Now, she said, “we need to step up and fight for the health of our province. Instead of bracing for the impact of rising variants, we can mitigate it right now.”

Furstenau’s comments come a day after health officials announced 997 new test-positive COVID-19 cases on Wednesday, bringing the total number of recorded cases in the province to 106,985.

In a joint written statement, Provincial Health Officer Dr. Bonnie Henry and Health Minister Adrian Dix said that broken down by health region, this equates to 356 new cases of COVID-19 in the Vancouver Coastal Health region, 465 new cases in the Fraser Health region, 67 in the Island Health region, 91 in the Interior Health region, and 18 in the Northern Health region.

There are 8,728 active cases of COVID-19 in the province, with 14,602 people under public health monitoring as a result of identified exposure to known cases.

Of the active cases, 330 individuals are currently hospitalized with COVID-19, 105 of whom are in intensive care.
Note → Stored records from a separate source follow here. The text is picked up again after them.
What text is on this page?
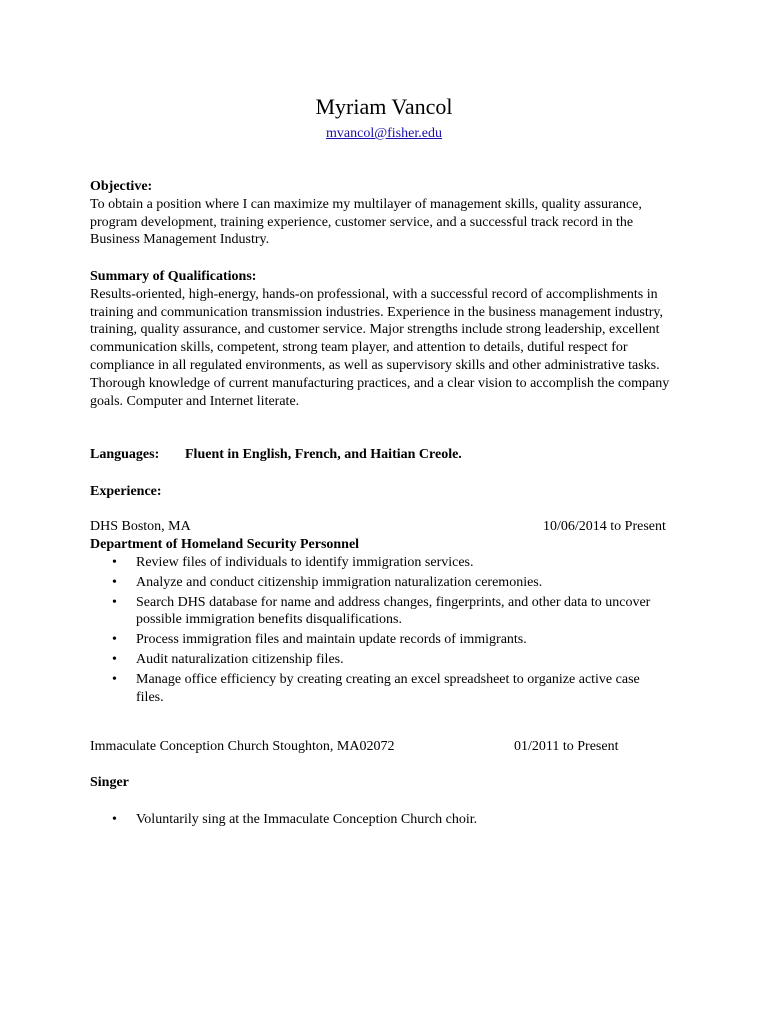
Myriam Vancol
mvancol@fisher.edu
Objective:
To obtain a position where I can maximize my multilayer of management skills, quality assurance, program development, training experience, customer service, and a successful track record in the Business Management Industry.
Summary of Qualifications:
Results-oriented, high-energy, hands-on professional, with a successful record of accomplishments in training and communication transmission industries. Experience in the business management industry, training, quality assurance, and customer service. Major strengths include strong leadership, excellent communication skills, competent, strong team player, and attention to details, dutiful respect for compliance in all regulated environments, as well as supervisory skills and other administrative tasks. Thorough knowledge of current manufacturing practices, and a clear vision to accomplish the company goals. Computer and Internet literate.
Languages: Fluent in English, French, and Haitian Creole.
Experience:
DHS Boston, MA	10/06/2014 to Present
Department of Homeland Security Personnel
• Review files of individuals to identify immigration services.
• Analyze and conduct citizenship immigration naturalization ceremonies.
• Search DHS database for name and address changes, fingerprints, and other data to uncover possible immigration benefits disqualifications.
• Process immigration files and maintain update records of immigrants.
• Audit naturalization citizenship files.
• Manage office efficiency by creating creating an excel spreadsheet to organize active case files.
Immaculate Conception Church Stoughton, MA02072	01/2011 to Present
Singer
• Voluntarily sing at the Immaculate Conception Church choir.
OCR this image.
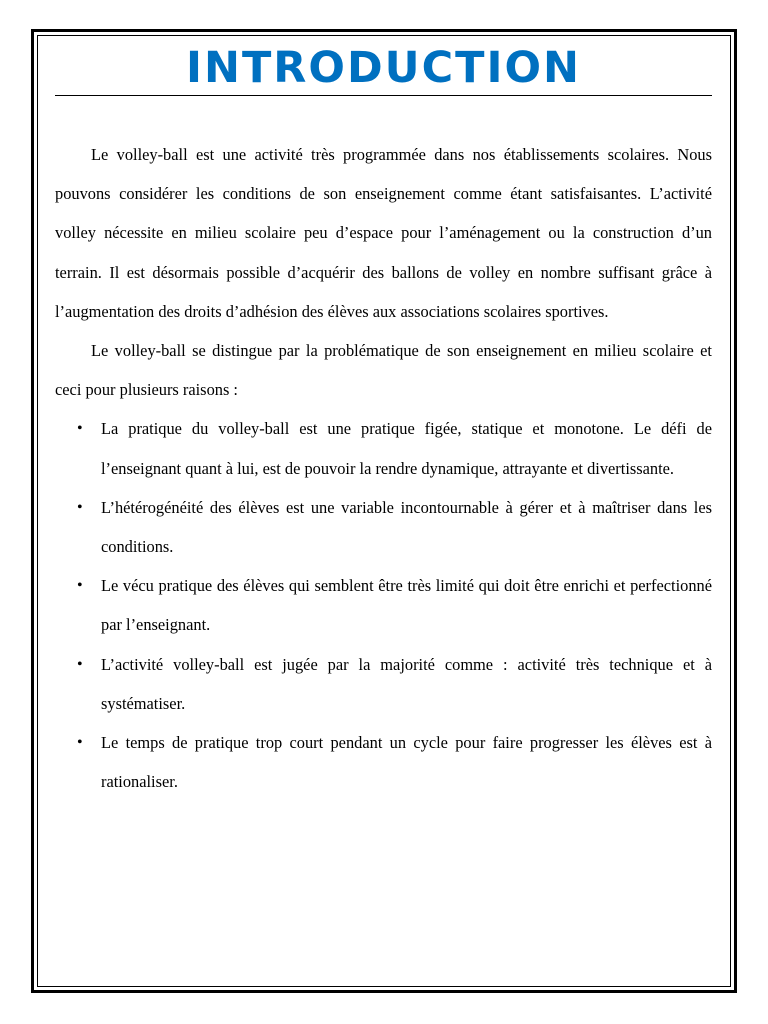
INTRODUCTION

Le volley-ball est une activité très programmée dans nos établissements scolaires. Nous pouvons considérer les conditions de son enseignement comme étant satisfaisantes. L’activité volley nécessite en milieu scolaire peu d’espace pour l’aménagement ou la construction d’un terrain. Il est désormais possible d’acquérir des ballons de volley en nombre suffisant grâce à l’augmentation des droits d’adhésion des élèves aux associations scolaires sportives.

Le volley-ball se distingue par la problématique de son enseignement en milieu scolaire et ceci pour plusieurs raisons :

• La pratique du volley-ball est une pratique figée, statique et monotone. Le défi de l’enseignant quant à lui, est de pouvoir la rendre dynamique, attrayante et divertissante.
• L’hétérogénéité des élèves est une variable incontournable à gérer et à maîtriser dans les conditions.
• Le vécu pratique des élèves qui semblent être très limité qui doit être enrichi et perfectionné par l’enseignant.
• L’activité volley-ball est jugée par la majorité comme : activité très technique et à systématiser.
• Le temps de pratique trop court pendant un cycle pour faire progresser les élèves est à rationaliser.
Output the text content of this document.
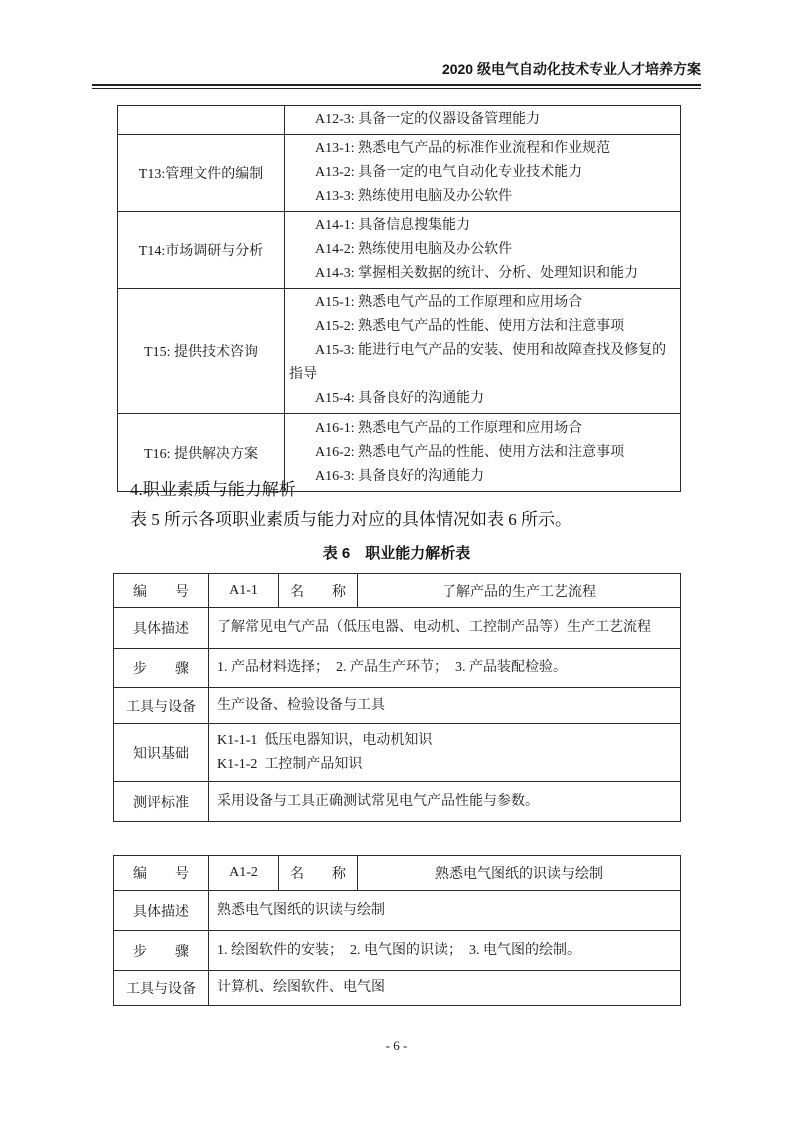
2020 级电气自动化技术专业人才培养方案

	A12-3: 具备一定的仪器设备管理能力

T13:管理文件的编制	A13-1: 熟悉电气产品的标准作业流程和作业规范
A13-2: 具备一定的电气自动化专业技术能力
A13-3: 熟练使用电脑及办公软件

T14:市场调研与分析	A14-1: 具备信息搜集能力
A14-2: 熟练使用电脑及办公软件
A14-3: 掌握相关数据的统计、分析、处理知识和能力

T15: 提供技术咨询	A15-1: 熟悉电气产品的工作原理和应用场合
A15-2: 熟悉电气产品的性能、使用方法和注意事项
A15-3: 能进行电气产品的安装、使用和故障查找及修复的指导
A15-4: 具备良好的沟通能力

T16: 提供解决方案	A16-1: 熟悉电气产品的工作原理和应用场合
A16-2: 熟悉电气产品的性能、使用方法和注意事项
A16-3: 具备良好的沟通能力
4.职业素质与能力解析
表 5 所示各项职业素质与能力对应的具体情况如表 6 所示。
表 6　职业能力解析表
编　　号	A1-1	名　　称	了解产品的生产工艺流程
具体描述	了解常见电气产品（低压电器、电动机、工控制产品等）生产工艺流程		

步　　骤	1. 产品材料选择；  2. 产品生产环节；  3. 产品装配检验。		

工具与设备	生产设备、检验设备与工具		

知识基础	K1-1-1  低压电器知识，电动机知识
K1-1-2  工控制产品知识		

测评标准	采用设备与工具正确测试常见电气产品性能与参数。		
编　　号	A1-2	名　　称	熟悉电气图纸的识读与绘制
具体描述	熟悉电气图纸的识读与绘制		

步　　骤	1. 绘图软件的安装；  2. 电气图的识读；  3. 电气图的绘制。		

工具与设备	计算机、绘图软件、电气图		
- 6 -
The remaining people are recovering at home in self-isolation.

There have been two new COVID-19-related deaths, for a total of 1,491 deaths in British Columbia.

There are currently 3,766 confirmed COVID-19 cases that are variants of concern in the province. Additional whole genome sequencing has not been completed since the last report. Of the total cases, 266 are active and the remaining people have recovered. This includes 2,837 cases of the B.1.1.7 (UK) variant, 51 cases of the B.1.351 (South Africa) variant and 878 cases of the P.1 (Brazil) variant.

To date, 946,096 doses of Pfizer-BioNTech, Moderna and AstraZeneca-SII COVID-19 vaccines have been administered in BC, 87,504 of which are second doses.

A total of 96,626 people who tested positive for the virus have now recovered.